G7首脳、中国に直接懸念を伝達 声明案「威圧で現状変更に反対」

G7広島サミットが開催されるグランドプリンスホテル広島=18日午前、広島市(代表撮影ヘリから)

 日本政府がG7広島サミットの首脳声明で、中国との率直な対話を行い懸念を直接伝達する重要性に言及する方向で調整していることが分かった。台湾海峡の平和と安定の重要性を再確認し「力や威圧による一方的な現状変更への反対」を強調。ウクライナ侵攻を続けるロシアに関しては、厳しい制裁の維持・強化に加え、第三国を経由する制裁の回避に対抗する意思を示す。G7外交筋が18日、明らかにした。
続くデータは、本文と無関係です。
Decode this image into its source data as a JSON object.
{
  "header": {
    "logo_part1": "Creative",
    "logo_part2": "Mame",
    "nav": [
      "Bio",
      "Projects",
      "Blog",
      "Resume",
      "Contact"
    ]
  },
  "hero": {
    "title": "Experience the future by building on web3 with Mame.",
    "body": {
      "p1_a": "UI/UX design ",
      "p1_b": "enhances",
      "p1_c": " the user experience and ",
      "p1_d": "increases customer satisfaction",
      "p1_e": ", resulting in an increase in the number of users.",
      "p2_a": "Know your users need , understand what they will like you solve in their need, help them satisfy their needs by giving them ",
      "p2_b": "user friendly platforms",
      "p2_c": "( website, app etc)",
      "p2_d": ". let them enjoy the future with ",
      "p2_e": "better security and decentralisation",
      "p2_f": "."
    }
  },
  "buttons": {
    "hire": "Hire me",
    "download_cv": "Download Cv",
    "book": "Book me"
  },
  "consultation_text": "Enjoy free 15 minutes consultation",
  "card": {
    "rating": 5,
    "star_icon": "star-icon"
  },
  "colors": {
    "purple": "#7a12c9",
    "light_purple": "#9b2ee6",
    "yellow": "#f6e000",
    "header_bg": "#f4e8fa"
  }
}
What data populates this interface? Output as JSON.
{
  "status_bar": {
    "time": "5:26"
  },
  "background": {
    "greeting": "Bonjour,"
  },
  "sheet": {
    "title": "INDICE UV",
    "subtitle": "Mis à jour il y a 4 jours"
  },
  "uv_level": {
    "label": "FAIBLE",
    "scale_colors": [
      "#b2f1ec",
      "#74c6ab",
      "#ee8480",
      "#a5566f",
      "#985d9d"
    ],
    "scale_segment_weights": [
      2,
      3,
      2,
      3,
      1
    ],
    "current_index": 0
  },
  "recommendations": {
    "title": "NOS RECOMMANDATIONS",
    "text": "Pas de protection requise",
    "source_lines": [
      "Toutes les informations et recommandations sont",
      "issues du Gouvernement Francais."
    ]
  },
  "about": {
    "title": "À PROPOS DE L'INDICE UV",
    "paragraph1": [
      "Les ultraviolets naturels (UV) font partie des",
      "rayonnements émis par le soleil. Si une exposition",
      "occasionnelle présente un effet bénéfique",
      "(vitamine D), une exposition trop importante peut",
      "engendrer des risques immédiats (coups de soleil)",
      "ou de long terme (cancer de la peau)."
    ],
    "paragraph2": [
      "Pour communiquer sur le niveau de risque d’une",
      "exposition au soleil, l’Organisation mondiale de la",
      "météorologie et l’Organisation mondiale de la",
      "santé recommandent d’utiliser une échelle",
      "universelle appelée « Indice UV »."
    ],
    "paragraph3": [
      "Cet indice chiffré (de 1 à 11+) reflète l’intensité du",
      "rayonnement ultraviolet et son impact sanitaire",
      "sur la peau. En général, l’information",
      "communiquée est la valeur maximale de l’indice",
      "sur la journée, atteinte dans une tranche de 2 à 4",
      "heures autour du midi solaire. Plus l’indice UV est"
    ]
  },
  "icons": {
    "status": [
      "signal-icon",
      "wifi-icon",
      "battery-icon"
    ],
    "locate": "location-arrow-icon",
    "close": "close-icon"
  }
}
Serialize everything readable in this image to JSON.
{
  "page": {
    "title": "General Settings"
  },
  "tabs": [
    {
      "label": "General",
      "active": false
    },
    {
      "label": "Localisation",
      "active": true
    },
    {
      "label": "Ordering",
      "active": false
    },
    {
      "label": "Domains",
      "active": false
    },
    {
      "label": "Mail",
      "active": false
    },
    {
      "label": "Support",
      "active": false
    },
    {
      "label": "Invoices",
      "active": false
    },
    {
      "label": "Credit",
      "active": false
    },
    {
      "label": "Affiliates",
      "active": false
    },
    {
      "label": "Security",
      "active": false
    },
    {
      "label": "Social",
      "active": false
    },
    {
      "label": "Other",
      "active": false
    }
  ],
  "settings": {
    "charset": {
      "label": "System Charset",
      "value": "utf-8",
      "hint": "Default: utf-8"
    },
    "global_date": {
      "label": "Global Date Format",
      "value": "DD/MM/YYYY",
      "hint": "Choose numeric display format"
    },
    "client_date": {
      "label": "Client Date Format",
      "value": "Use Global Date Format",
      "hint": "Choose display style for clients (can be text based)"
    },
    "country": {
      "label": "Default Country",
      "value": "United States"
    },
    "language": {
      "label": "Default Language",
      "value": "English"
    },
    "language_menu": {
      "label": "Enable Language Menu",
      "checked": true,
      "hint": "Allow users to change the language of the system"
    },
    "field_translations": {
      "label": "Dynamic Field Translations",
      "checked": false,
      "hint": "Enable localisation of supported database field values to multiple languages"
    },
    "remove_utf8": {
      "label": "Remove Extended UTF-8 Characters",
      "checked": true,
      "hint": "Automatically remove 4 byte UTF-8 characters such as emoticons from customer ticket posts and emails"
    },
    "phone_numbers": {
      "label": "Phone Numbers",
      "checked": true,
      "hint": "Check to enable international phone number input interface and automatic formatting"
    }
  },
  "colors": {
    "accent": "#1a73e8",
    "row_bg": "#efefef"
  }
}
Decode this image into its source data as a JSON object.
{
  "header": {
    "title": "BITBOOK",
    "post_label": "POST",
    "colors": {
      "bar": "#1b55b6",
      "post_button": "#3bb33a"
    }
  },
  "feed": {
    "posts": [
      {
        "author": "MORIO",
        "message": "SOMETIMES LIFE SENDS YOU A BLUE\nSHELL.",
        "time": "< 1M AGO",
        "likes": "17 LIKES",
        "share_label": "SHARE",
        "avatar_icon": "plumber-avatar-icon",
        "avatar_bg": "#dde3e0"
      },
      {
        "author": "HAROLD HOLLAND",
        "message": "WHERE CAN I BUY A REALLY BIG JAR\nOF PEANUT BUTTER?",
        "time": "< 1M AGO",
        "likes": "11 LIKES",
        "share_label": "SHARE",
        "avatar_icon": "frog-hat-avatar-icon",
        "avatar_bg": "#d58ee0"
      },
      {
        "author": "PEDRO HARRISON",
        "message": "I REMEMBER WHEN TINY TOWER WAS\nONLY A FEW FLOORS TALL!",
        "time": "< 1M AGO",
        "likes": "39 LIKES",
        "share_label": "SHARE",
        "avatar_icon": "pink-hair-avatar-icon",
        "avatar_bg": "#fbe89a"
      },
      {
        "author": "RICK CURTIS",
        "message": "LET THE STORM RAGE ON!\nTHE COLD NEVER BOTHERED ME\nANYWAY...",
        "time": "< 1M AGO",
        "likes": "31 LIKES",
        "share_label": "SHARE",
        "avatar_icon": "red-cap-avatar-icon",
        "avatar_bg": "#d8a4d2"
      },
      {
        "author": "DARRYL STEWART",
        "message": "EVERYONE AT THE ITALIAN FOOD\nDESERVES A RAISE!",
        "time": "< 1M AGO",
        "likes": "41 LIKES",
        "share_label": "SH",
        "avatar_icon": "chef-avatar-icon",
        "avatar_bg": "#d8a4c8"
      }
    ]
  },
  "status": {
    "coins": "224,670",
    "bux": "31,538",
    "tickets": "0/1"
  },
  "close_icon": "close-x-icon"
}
 サミットは19日に開幕。21日までの首脳間討議と各国高官による意見調整を経て声明を発表する。岸田文雄首相は、インド太平洋で法の支配に基づく秩序維持が重要だと強調。対中国でG7の結束を確認した上で、習近平指導部との対話の重要性を指摘する方向。米中両国の覇権争いが激化し、台湾有事や日本周辺の東シナ海などでの軍事衝突を防止したい考えだ。

 核軍縮に関しては、首脳声明か核軍縮に関する文書に、中国を念頭に兵器用核分裂性物質生産禁止条約の交渉開始の必要性に言及。包括的核実験禁止条約の早期発効の必要性も盛り込む調整を進めている。